Once we have all the information about your eyes, our eye care team will discuss the results with you and present the appropriate options for treatment. This includes helping you to make informed decisions about whether surgery is right for you and which IOLs may suit your lifestyle.

At KindSIGHT, our team takes a caring and compassionate approach to patient support. If cataract surgery is an option, our staff will talk you through the costs, bookings and paperwork involved in detail.

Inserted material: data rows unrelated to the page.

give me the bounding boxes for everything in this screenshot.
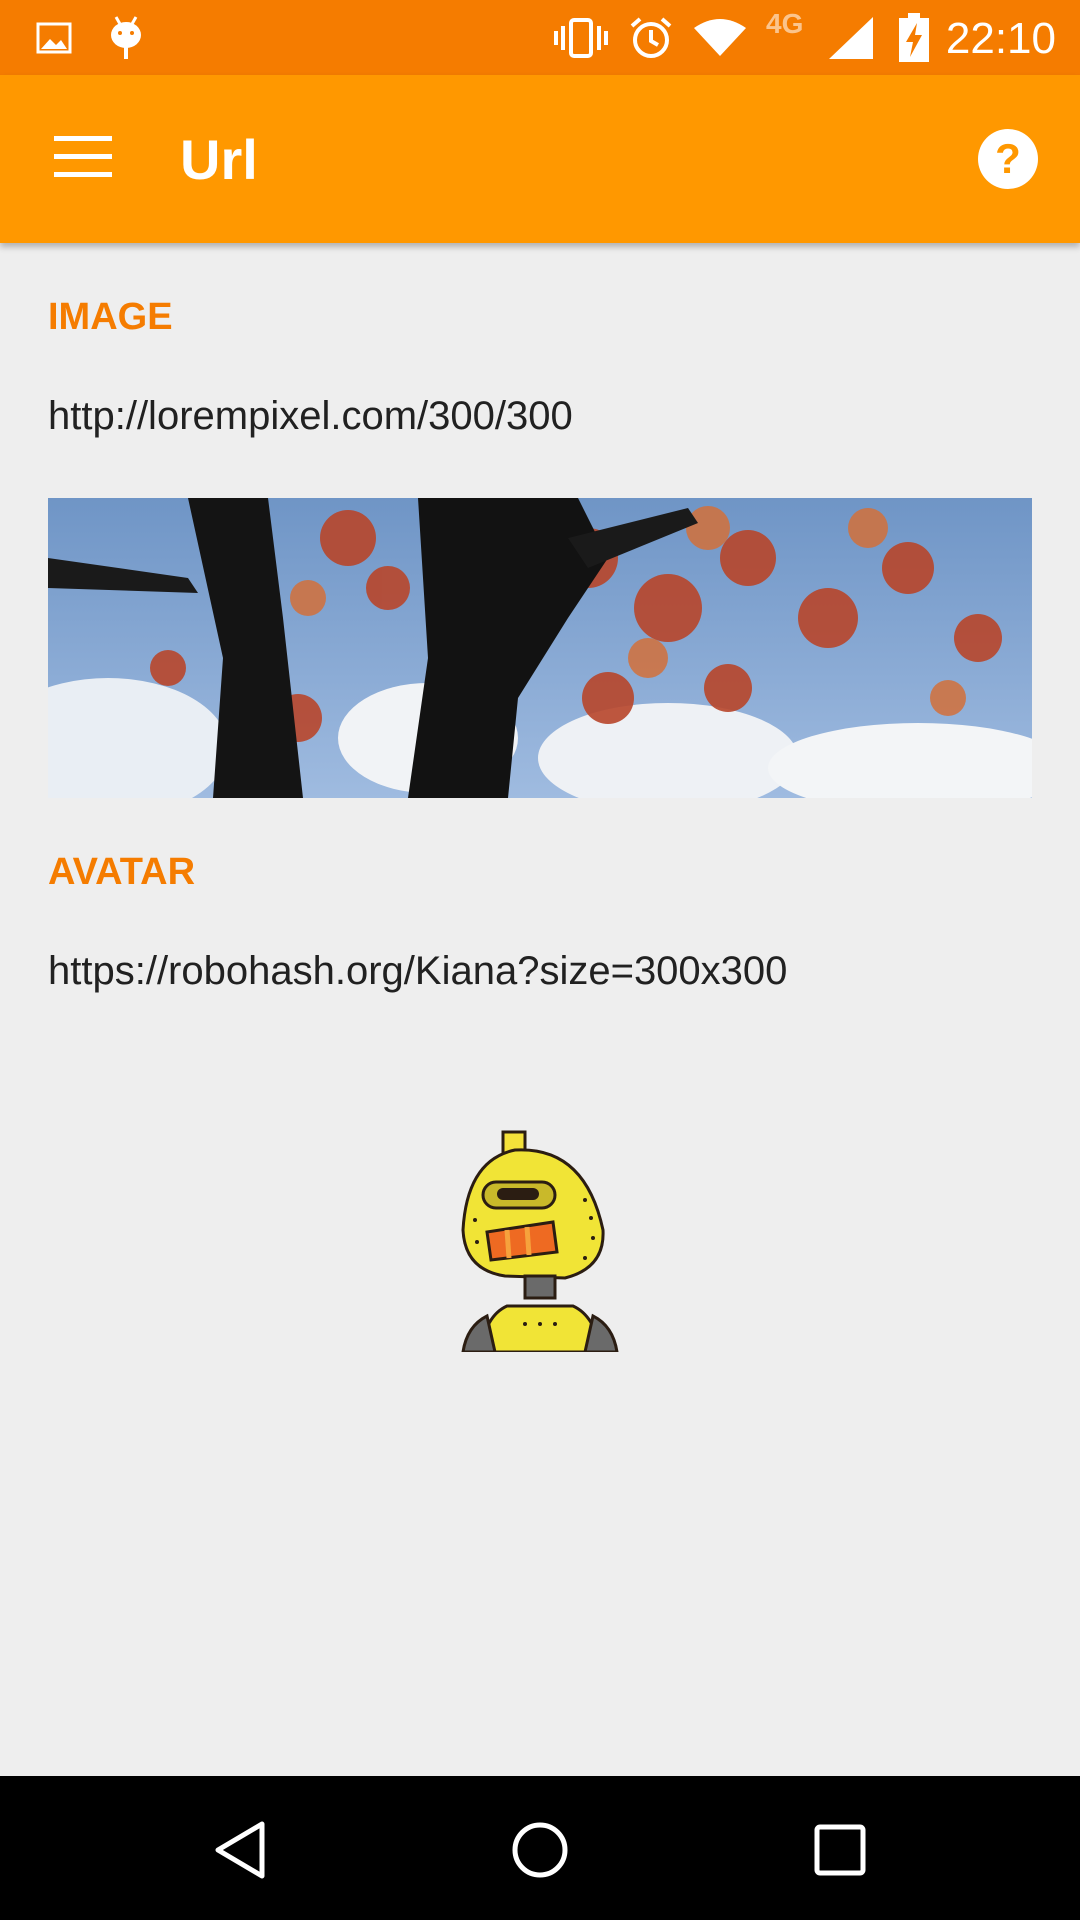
recents-button[interactable]	[800, 1812, 880, 1892]
vibrate-icon	[552, 0, 610, 75]
avatar	[445, 1120, 635, 1354]
app-bar: Url ?	[0, 75, 1080, 243]
home-icon	[510, 1820, 570, 1885]
signal-icon	[826, 0, 876, 75]
status-time: 22:10	[945, 14, 1056, 63]
image-section-label: IMAGE	[48, 296, 173, 338]
back-icon	[212, 1820, 268, 1885]
status-bar: 4G 22:10	[0, 0, 1080, 75]
recents-icon	[813, 1823, 867, 1882]
android-debug-icon	[106, 0, 146, 75]
home-button[interactable]	[500, 1812, 580, 1892]
image-notification-icon	[34, 0, 74, 75]
help-button[interactable]: ?	[972, 125, 1044, 197]
alarm-icon	[628, 0, 674, 75]
svg-text:?: ?	[995, 135, 1021, 182]
navigation-bar	[0, 1776, 1080, 1920]
battery-charging-icon	[896, 0, 932, 75]
back-button[interactable]	[200, 1812, 280, 1892]
menu-button[interactable]	[38, 119, 128, 199]
menu-icon	[54, 135, 112, 183]
avatar-section-label: AVATAR	[48, 851, 196, 893]
image-url-text: http://lorempixel.com/300/300	[48, 394, 573, 438]
image-preview	[48, 498, 1032, 798]
wifi-icon	[692, 0, 748, 75]
help-icon: ?	[977, 128, 1039, 195]
network-type-label: 4G	[766, 8, 804, 39]
avatar-url-text: https://robohash.org/Kiana?size=300x300	[48, 949, 788, 993]
page-title: Url	[180, 128, 258, 191]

This is what you can expect with Cataract Surgery

Your surgery will take place in a day hospital facility.  Patients should generally plan to be there for about three hours. Afterwards, you will need a family member or friend to pick you up upon discharge.

The week before

During the week leading up to your scheduled surgery, the KindSIGHT team will contact you to confirm the details of your surgery, including your admission time and fasting instructions.

Checking in

The administration team at the hospital will greet you and finalise your paperwork, then introduce you to the nursing staff, who will start you on a series of pre-operative eye drops.

Pre-operative preparation

The anaesthetist will talk you through the process and administer an intravenous sedative. This twilight anaesthetic means you will feel no pain during the surgery. Often you will have no memory of anything happening until you are recovering in the recovery bay. Nice and easy, right?!

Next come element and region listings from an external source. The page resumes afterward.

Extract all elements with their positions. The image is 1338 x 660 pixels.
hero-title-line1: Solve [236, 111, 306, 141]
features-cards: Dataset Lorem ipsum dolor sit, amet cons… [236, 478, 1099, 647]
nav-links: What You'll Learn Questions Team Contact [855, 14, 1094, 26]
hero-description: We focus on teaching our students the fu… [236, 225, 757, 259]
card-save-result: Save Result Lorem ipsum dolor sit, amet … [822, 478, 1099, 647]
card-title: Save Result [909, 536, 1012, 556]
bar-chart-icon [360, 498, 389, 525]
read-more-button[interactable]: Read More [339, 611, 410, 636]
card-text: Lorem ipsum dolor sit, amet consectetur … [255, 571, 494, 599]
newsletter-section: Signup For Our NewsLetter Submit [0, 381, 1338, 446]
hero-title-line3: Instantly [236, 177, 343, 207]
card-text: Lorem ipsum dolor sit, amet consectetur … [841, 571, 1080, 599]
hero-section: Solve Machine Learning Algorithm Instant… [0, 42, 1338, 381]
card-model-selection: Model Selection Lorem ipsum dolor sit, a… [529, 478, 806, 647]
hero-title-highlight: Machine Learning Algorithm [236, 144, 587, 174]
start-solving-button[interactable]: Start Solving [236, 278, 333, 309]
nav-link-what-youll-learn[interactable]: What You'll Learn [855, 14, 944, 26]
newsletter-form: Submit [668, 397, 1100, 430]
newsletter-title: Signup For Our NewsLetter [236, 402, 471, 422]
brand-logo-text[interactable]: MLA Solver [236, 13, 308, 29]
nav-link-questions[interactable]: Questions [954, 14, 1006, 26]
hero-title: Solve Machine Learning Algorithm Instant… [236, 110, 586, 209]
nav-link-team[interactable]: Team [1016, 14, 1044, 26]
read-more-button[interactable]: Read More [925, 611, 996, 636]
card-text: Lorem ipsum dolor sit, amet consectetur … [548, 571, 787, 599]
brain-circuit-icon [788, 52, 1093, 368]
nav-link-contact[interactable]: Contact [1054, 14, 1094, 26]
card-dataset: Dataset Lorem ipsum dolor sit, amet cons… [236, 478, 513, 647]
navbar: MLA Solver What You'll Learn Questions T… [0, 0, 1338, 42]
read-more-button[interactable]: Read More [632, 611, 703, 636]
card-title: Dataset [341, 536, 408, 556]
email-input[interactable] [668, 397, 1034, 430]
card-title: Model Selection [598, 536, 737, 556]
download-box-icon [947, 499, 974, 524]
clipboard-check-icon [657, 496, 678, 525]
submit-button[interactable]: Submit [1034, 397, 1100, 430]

The surgery – cataract removal

The cataract surgery itself usually only takes about 20 minutes. Some patients recall seeing some bright lights, but most of the time it’s over before you realise it has started.

Recovery

When you come out of the surgery, you will spend some time in the recovery area. The nursing staff will give you something to eat and drink. Your eye will have a patch over it (so don’t panic when you can’t see out of that eye) and it is normal for the eye to feel strange or even mildly uncomfortable.

The next day

At your first post-operative appointment, your eye patch will be removed, the eye cleaned and your vision will be checked.  You will be talked through administering your post-op eye drops. This will be followed by an examination by an optometrist to check that your eye is settling well.

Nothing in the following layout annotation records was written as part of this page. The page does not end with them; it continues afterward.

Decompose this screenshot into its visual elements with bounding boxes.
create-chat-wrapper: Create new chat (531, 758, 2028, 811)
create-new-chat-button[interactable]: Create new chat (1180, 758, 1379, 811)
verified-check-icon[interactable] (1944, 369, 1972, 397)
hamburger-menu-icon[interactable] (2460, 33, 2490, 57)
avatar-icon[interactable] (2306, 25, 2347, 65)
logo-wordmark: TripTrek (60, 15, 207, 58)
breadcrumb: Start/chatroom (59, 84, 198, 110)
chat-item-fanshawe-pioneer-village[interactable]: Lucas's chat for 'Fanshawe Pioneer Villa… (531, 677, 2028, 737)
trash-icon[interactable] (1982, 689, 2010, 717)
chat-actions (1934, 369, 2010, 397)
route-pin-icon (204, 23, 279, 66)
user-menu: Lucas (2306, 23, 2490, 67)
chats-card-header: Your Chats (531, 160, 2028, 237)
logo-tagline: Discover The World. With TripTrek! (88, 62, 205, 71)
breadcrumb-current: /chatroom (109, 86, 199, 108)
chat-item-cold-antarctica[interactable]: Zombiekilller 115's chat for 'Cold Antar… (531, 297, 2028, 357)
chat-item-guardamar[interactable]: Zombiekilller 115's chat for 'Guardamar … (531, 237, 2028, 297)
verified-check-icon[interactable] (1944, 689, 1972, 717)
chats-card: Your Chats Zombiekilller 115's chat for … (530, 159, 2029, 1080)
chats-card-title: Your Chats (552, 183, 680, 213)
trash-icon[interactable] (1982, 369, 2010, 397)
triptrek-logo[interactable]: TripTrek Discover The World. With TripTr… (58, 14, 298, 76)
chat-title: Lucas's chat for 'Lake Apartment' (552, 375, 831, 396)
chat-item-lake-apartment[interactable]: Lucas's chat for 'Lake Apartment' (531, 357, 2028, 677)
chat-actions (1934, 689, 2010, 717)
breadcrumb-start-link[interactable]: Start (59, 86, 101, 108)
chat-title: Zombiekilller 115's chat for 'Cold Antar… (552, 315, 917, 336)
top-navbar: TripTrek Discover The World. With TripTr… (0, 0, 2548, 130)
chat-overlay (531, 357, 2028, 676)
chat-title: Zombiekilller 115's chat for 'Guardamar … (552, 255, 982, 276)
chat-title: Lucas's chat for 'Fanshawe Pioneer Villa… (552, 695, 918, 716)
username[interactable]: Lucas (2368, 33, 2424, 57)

1 week, 1 month and 1 year

Post-operative appointments are typically scheduled approximately 1 week, 1 month and 1 year after surgery. At each appointment, your vision and eye pressure will be tested, and your eye will be examined.  Sometimes, extra scans or photos are performed.

Round two

Patients who have cataracts in both eyes are often so delighted with their improved vision following the first surgery that they are eager to have their second cataract removed as soon as possible. Usually, this will happen between two weeks and one month after the first surgery. In the interim, vision can be a little unbalanced, and you may need to visit your optometrist to have one lens removed from your glasses.

Top tips during recovery

  • It’s important to rest for the first 48 hours after your operation and avoid signing any legal documents or driving a vehicle
  • Blurred vision is normal for the first few weeks, but this should improve slowly each day
  • It is normal to see light/shadows in the periphery of your vision. This is caused by the edge effect of the new lens
  • Dry eye symptoms, e.g. irritation, watering, gritty, burning sensations, can be exacerbated over the first few months
  • Your eye is at highest risk of infection for the first 2 weeks after surgery. Therefore, keep physical activity to a minimum and avoid dirty environments like the garden, beaches and swimming pools.
  • Wear sunglasses for the first month after surgery, to help with light sensitivity

The good news is, recovery from routine cataract surgery is generally very quick. However, it can still take up to 4-6 weeks for vision to “fine-tune” and completely settle. After this period of time, you will be able to visit your optometrist to update your glasses. Perhaps you will be able to throw away your glasses for good!